Pergerakan nilai tukar mata uang Eropa mungkin menjadi sorotan seiring dirilisnya risalah rapat ECB
26.08.2021
- Survei Keyakinan Konsumen GFK Jerman
- Eropa: Rilis Ringkasan Rapat Dewan ECB Bulan Juli
Kemarin, tiga indeks saham utama di pasar AS secara serentak melanjutkan kenaikan, sehingga tercipta kondisi pasar “risk-on” yang ditandai dengan kenaikan harga saham, suku bunga, dan harga minyak mentah. Harga minyak mentah WTI naik hingga 67,7.Emas turun sekitar 150 pips pada waktu AS kemarin, dan saat ini berada di sekitar 1.786 dolar. Imbal hasil obligasi AS bertenor 10 tahun pulih hingga 1,33%, yang menandakan adanya penjualan obligasi.
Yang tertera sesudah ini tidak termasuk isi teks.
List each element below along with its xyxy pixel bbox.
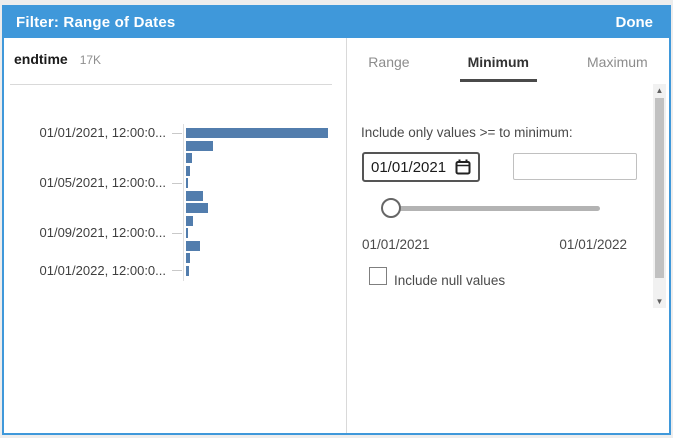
tab-range[interactable]: Range bbox=[368, 54, 410, 70]
histogram-bar[interactable] bbox=[186, 240, 200, 251]
tab-maximum[interactable]: Maximum bbox=[587, 54, 648, 70]
vertical-scrollbar: ▲ ▼ bbox=[653, 84, 666, 308]
dialog-title: Filter: Range of Dates bbox=[16, 14, 176, 31]
histogram-bar[interactable] bbox=[186, 165, 190, 176]
tab-bar: Range Minimum Maximum bbox=[347, 48, 669, 82]
scroll-up-arrow[interactable]: ▲ bbox=[655, 86, 664, 95]
axis-tick bbox=[172, 232, 182, 234]
histogram-bar[interactable] bbox=[186, 153, 192, 163]
minimum-date-value[interactable] bbox=[371, 158, 455, 176]
minimum-instruction-label: Include only values >= to minimum: bbox=[361, 125, 573, 140]
axis-tick-label: 01/01/2021, 12:00:0... bbox=[39, 125, 167, 140]
tab-minimum[interactable]: Minimum bbox=[459, 48, 538, 82]
histogram-bar[interactable] bbox=[186, 228, 188, 238]
scrollbar-thumb[interactable] bbox=[655, 98, 664, 278]
axis-tick-label: 01/01/2022, 12:00:0... bbox=[39, 262, 167, 278]
histogram-bar[interactable] bbox=[186, 190, 203, 201]
axis-tick-label: 01/05/2021, 12:00:0... bbox=[39, 175, 167, 190]
histogram-axis-line bbox=[183, 124, 184, 281]
axis-tick-label: 01/09/2021, 12:00:0... bbox=[39, 225, 167, 240]
field-name-label: endtime bbox=[14, 51, 68, 67]
minimum-date-input[interactable] bbox=[362, 152, 480, 182]
field-panel: endtime 17K 01/01/2021, 12:00:0... 01/05/… bbox=[4, 38, 346, 433]
dialog-body: endtime 17K 01/01/2021, 12:00:0... 01/05/… bbox=[4, 38, 669, 433]
slider-track[interactable] bbox=[393, 206, 600, 211]
field-header: endtime 17K bbox=[14, 51, 101, 67]
filter-settings-panel: Range Minimum Maximum Include only value… bbox=[346, 38, 669, 433]
record-count-badge: 17K bbox=[79, 53, 102, 67]
histogram-bar[interactable] bbox=[186, 215, 193, 226]
histogram-bar[interactable] bbox=[186, 128, 328, 138]
scroll-down-arrow[interactable]: ▼ bbox=[655, 297, 664, 306]
include-nulls-label[interactable]: Include null values bbox=[394, 273, 506, 288]
axis-tick bbox=[172, 132, 182, 134]
minimum-value-input[interactable] bbox=[513, 153, 637, 180]
include-nulls-checkbox[interactable] bbox=[369, 267, 387, 285]
histogram-bar[interactable] bbox=[186, 140, 213, 151]
slider-range-labels: 01/01/2021 01/01/2022 bbox=[362, 237, 627, 252]
field-divider bbox=[10, 84, 332, 85]
axis-tick bbox=[172, 182, 182, 184]
histogram-bar[interactable] bbox=[186, 265, 189, 276]
calendar-icon[interactable] bbox=[455, 159, 471, 175]
range-start-label: 01/01/2021 bbox=[362, 237, 430, 252]
slider-handle[interactable] bbox=[381, 198, 401, 218]
histogram-bar[interactable] bbox=[186, 253, 190, 263]
include-nulls-row: Include null values bbox=[369, 267, 506, 288]
histogram: 01/01/2021, 12:00:0... 01/05/2021, 12:00:… bbox=[4, 124, 346, 283]
histogram-bar[interactable] bbox=[186, 178, 188, 188]
histogram-bar[interactable] bbox=[186, 203, 208, 213]
title-bar: Filter: Range of Dates Done bbox=[4, 7, 669, 38]
axis-tick bbox=[172, 270, 182, 271]
filter-dialog: Filter: Range of Dates Done endtime 17K … bbox=[2, 5, 671, 435]
range-end-label: 01/01/2022 bbox=[559, 237, 627, 252]
done-button[interactable]: Done bbox=[615, 14, 654, 31]
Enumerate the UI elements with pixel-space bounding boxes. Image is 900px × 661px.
Di pasar valuta asing, meskipun dolar AS sedang melemah, pasangan mata uang euro/dolar AS justru menguat dan telah menembus level tertinggi terbaru di 1,176 pada grafik per jam. Dari sudut pandang teknis, karena saat ini berada tepat di bawah 20MA pada grafik harian, perlu dilakukan penilaian yang cermat apakah harga akan mengalami koreksi turun akibat 20MA tersebut.Selain itu, euro tetap berada dalam kondisi seimbang terhadap pound sterling, yang juga merupakan mata uang Eropa, dan saat ini bergerak di sekitar level 0,855.
Indikator hari ini meliputi: Survei Keyakinan Konsumen GFK Jerman pada pukul 15:00, publikasi ringkasan rapat Dewan Kebijakan Moneter ECB bulan Juli pada pukul 20:30, jumlah permohonan tunjangan pengangguran baru AS dan PDB AS kuartal kedua (angka revisi) pada pukul 21:30,AS: Pengeluaran Konsumen, pukul 23:30 AS: Cadangan Gas Alam Mingguan, pukul 24:00 AS: Indeks Aktivitas Manufaktur Federal Reserve Kansas City, dan pukul 26:00 AS: Lelang Obligasi 7 Tahun. Kita perlu mengamati dengan cermat tren suku bunga AS yang kembali naik dan arah pergerakan dolar AS.